Enterprises should ask themselves a few questions when adopting cybersecurity products to ensure the security of IoT devices.
Businesses can face huge challenges in achieving security when building IoT solutions. Suffice it to say, enterprise adoption of cloud platforms for protection solutions is nothing new, and there are many well-established practices and support frameworks that can help enterprises implement the right thing. When it comes to hardware, embedded IoT devices that will eventually connect to public networks are still uncharted territory for most.
The following will explore a few questions enterprises should ask themselves when adopting IoT devices, and provide some answers to help them make IoT devices as secure as possible.
When businesses authenticate individuals against a website or any form of online service, they often rely on multi-factor authentication (MFA) to avoid impersonation and identity theft. Multi-factor authentication effectively makes it impossible for cyber attackers to fake their online identities, as they may not have all the evidence needed to authenticate to said website or service.

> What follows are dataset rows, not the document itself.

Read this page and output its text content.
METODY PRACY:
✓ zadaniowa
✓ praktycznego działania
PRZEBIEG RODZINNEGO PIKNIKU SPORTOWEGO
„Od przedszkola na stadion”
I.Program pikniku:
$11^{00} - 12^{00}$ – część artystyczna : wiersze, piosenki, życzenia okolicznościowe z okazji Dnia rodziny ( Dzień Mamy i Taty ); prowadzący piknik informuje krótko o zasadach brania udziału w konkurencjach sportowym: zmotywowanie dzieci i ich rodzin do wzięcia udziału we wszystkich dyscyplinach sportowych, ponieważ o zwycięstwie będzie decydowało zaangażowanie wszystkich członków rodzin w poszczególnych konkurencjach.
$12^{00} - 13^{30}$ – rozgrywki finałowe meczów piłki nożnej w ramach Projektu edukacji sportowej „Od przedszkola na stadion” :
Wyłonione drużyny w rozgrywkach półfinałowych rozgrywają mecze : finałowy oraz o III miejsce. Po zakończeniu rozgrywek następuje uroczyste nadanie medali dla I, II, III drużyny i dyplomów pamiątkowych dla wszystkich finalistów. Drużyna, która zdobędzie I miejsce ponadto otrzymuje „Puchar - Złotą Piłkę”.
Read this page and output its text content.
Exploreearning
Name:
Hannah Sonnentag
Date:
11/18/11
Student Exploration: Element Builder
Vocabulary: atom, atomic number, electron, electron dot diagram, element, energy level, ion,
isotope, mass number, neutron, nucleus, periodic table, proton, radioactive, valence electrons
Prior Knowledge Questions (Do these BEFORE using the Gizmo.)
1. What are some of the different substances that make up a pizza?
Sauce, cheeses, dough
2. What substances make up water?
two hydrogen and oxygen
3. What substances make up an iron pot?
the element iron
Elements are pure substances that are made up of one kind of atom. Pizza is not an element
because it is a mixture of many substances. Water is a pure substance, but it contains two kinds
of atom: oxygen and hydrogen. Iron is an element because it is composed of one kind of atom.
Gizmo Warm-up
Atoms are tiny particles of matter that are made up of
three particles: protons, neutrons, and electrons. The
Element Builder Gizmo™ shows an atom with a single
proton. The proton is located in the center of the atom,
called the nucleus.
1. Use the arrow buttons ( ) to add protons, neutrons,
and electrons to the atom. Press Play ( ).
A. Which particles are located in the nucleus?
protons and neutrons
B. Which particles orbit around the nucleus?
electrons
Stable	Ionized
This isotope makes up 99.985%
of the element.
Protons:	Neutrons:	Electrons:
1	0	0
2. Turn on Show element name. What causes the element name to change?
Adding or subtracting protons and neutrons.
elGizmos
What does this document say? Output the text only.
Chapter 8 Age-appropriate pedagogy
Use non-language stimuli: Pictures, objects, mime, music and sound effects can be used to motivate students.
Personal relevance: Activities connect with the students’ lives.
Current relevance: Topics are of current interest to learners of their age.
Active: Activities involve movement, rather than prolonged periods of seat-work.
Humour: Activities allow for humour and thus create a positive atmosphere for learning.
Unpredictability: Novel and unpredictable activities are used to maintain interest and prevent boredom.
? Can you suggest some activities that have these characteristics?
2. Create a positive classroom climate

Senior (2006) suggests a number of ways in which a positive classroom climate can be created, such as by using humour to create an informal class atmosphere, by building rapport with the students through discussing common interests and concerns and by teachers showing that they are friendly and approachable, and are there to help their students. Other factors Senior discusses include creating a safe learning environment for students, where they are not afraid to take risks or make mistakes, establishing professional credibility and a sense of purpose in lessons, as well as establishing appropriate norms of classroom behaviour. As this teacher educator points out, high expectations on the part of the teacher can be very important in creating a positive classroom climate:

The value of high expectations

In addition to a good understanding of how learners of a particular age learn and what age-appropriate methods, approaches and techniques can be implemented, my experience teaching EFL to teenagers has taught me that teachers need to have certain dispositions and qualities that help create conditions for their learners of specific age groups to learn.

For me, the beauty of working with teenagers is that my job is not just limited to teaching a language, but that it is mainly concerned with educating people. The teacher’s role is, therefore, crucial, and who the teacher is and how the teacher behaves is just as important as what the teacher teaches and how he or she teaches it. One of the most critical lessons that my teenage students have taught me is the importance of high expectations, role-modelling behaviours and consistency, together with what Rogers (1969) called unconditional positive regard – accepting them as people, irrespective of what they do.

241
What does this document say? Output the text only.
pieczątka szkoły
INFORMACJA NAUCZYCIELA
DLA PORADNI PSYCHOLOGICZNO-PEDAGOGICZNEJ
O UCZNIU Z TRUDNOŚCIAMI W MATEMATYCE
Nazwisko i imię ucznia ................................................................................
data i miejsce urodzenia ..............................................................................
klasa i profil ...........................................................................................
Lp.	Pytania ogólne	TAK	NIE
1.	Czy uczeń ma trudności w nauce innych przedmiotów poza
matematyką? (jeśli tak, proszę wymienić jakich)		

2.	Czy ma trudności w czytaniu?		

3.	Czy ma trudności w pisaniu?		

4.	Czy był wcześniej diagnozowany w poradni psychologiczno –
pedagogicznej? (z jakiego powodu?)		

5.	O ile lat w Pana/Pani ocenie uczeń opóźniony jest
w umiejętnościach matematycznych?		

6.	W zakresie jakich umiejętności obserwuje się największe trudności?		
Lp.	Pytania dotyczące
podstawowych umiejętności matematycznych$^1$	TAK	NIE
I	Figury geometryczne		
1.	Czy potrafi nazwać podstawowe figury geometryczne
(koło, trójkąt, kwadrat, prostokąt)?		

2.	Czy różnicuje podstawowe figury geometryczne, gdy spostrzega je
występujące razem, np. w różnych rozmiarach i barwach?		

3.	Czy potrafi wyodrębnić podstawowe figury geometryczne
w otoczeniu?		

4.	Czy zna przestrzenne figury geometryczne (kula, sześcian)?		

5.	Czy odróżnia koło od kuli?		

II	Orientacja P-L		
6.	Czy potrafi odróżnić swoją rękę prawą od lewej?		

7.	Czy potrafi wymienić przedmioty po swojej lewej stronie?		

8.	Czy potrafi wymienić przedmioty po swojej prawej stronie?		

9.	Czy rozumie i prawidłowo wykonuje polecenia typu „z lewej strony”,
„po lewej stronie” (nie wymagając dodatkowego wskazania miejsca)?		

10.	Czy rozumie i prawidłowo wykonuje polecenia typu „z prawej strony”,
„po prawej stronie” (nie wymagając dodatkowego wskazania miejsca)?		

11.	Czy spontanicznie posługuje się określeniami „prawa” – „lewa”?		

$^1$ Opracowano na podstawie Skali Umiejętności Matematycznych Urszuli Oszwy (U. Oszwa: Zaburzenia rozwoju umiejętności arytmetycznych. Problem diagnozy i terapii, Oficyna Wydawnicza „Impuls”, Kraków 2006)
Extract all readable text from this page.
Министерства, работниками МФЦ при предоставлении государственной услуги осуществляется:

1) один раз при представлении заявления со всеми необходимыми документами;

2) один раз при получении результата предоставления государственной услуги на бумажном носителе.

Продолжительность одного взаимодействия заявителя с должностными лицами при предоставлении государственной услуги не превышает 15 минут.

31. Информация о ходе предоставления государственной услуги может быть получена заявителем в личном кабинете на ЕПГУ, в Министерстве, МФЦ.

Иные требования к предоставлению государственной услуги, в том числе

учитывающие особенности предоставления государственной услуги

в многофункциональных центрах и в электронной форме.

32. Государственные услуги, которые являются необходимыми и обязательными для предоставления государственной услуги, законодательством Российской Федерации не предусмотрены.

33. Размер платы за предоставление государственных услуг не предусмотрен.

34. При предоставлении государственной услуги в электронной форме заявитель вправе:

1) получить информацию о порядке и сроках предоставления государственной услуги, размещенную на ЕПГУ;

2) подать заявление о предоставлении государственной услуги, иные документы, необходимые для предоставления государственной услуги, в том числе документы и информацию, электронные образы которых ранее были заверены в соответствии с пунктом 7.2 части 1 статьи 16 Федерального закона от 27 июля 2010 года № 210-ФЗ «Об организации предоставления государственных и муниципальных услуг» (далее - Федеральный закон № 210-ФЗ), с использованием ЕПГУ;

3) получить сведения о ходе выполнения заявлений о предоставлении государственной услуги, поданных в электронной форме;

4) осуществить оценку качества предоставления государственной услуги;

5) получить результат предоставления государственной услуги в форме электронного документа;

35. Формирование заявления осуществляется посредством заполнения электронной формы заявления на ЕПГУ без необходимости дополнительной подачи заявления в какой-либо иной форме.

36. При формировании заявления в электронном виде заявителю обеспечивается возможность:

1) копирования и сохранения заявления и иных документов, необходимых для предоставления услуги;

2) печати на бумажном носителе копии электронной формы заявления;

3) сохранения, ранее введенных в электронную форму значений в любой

For example, a cyber attacker may already know a user's passcode and even steal their phone, but they don't know the 6-digit passcode set on the phone, nor will they have access to fingerprints. In short: they will not be able to complete the login process and impersonate the user.
So is it possible to implement a similar mechanism to prevent identity theft of IoT devices? The answer is to use specialized hardware, such as a Trusted Platform Module (TPM). In short, such devices possess hardware-protected encryption keys. The private key, once stored in the module, never leaves the module, and the public key is then used to prove the identity of the device. Since the key cannot be forged, impersonating the device is effectively equivalent to gaining physical access to it, which of course creates other security issues.
Trusted Computing Base (TCB) refers to hardware, firmware, and software components critical to system security. Every aspect of an IoT device, from the aforementioned Trusted Platform Module (TPM) to its operating system (possibly real-time) kernel, will play a role in ensuring the overall security of the system.
When designing IoT devices, it must be kept in mind that the trusted computing base should be as small as possible. This way, the attack surface is minimized and errors or risks in the Trusted Computing Base (TCB) are reduced, allowing cyber attackers to bypass security protections and deploy malicious payloads that, for example, allow them to steal valuable business data.
If you can, try to build an operating system or real-time operating system that only allows the enterprise to release and enable the features that are really needed. Regardless, an enterprise's application code should run outside of the Trusted Computing Base (TCB) so that it can function without compromising security.
There are many reasons why IoT devices may fail. For example, it could be due to cyber attackers trying to take control of it by exploiting a vulnerability or attempting to brute force passwords. It could also simply be that the device has encountered a corner case and switched to an indeterminate state leaving it vulnerable.
Whatever the reason, it is critical to track these devices' failures so that they can not only be diagnosed and corrected, but potential attack vectors can be isolated and mitigated before they can be effectively exploited.
There are also solutions to help report bugs. Azure Security Center for IoT and its associated open-source agent is a great example of how to automatically collect and log events such as failed login attempts or connections from unusual IP addresses.